Ada idealisme tersendiri mengapa Yodi memutuskan kembali ke tanah air. “Saat di Singapura saya melihat banyak teknologi bagus yang bisa memberikan impact besar di Indonesia,” ujar Yodi mengungkapkan alasannya. Salah satunya adalah konsep optimalisasi operasional pesawat yang kemudian diterapkan di Kargo ini. “Kami ingin memberikan solusi logistik yang efektif sehingga cost otomatis menjadi turun,” tambah Yodi.

Bersama lima belas orang timnya, Yodi pun mendirikan Kargo di November 2015. Awalnya Kargo menjajal sistem distribusi dalam kota, lalu berkembang menjadi antarkota di Juni 2016. “Namun masih terbatas di Jawa dan Sumatera,” ungkap Yodi. Kepada para pengusaha truk, Kargo menawarkan solusi TMS berikut pelatihan cara penggunaannya. Untuk mengejar tingkat adopsi, sistem TMS Kargo ini pun masih gratis digunakan pemilik truk. “Ke depannya akan berbasis transaction fee,” ujar Yodi menjelaskan model bisnis Kargo.
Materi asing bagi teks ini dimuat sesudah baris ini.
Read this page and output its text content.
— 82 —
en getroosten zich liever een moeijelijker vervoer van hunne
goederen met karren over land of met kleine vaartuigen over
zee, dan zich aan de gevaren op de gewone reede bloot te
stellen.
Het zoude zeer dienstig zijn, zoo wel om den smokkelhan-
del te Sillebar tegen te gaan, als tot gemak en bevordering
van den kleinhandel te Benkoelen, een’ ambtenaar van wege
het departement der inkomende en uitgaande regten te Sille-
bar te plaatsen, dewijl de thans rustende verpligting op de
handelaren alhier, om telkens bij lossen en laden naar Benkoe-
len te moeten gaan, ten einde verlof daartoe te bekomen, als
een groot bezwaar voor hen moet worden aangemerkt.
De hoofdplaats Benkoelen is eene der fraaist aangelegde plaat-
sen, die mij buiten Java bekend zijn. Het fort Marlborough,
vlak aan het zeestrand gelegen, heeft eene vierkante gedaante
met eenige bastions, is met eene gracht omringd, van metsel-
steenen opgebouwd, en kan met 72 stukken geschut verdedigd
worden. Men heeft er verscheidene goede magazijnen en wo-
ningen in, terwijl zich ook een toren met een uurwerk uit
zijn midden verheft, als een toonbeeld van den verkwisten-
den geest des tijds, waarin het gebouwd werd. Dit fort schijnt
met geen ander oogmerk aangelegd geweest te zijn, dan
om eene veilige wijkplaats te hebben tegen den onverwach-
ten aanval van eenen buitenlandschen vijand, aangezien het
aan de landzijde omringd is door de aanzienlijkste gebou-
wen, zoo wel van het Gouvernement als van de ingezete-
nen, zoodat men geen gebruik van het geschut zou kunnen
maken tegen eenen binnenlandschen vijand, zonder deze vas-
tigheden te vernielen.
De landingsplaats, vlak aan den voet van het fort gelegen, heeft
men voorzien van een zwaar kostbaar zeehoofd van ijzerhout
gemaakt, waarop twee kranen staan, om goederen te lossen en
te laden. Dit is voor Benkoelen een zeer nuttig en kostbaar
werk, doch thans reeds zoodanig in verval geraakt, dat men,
Meski menawarkan berbagai perubahan bagi pengusaha, akusisi vendor menjadi tantangan utama Kargo. “Untuk mencari perusahaan trucking yang tersebar di seluruh Indonesia ini sangat susah,” ungkap Yodi sambil tersenyum lebar. Mayoritas pengusaha tidak bergabung di asosiasi, serta jarang yang menyebutkan eksistensinya di internet. “Bahkan banyak yang tidak punya papan nama di kantornya,” ungkap Yodi. Walhasil, kini Kargo lebih banyak mengandalkan penawaran door-to-door yang terbilang memakan waktu dan tenaga.

Meskipun begitu, Kargo saat ini sudah mampu bekerja sama dengan enam puluh perusahaan distribusi. “Satu perusahaan bisa memiliki 50 sampai 300 truk,” ungkap Yodi menggambarkan armada yang kini tergabung di Kargo. Untuk menjamin kualitas layanan, Kargo melakukan seleksi yang cukup ketat kepada perusahaan truk. Yang pertama adalah perusahaan tersebut harus sudah menjadi badan usaha. “Kami juga mengecek mereka telah pernah mengirim ke mana saja dan siapa kliennya,” tambah Yodi.

Namun berkaca dari keadaan di lapangan, rendahnya kualitas layanan perusahaan distribusi sebenarnya banyak disebabkan sistem pengerjaan yang masih manual. “Contohnya soal salah kirim atau dokumen terselip, itu penyebabnya karena semua proses masih berlangsung manual,” ungkap Yodi. Ketika beralih menggunakan sistem berbasis digital, sebagian besar masalah itu bisa diatasi.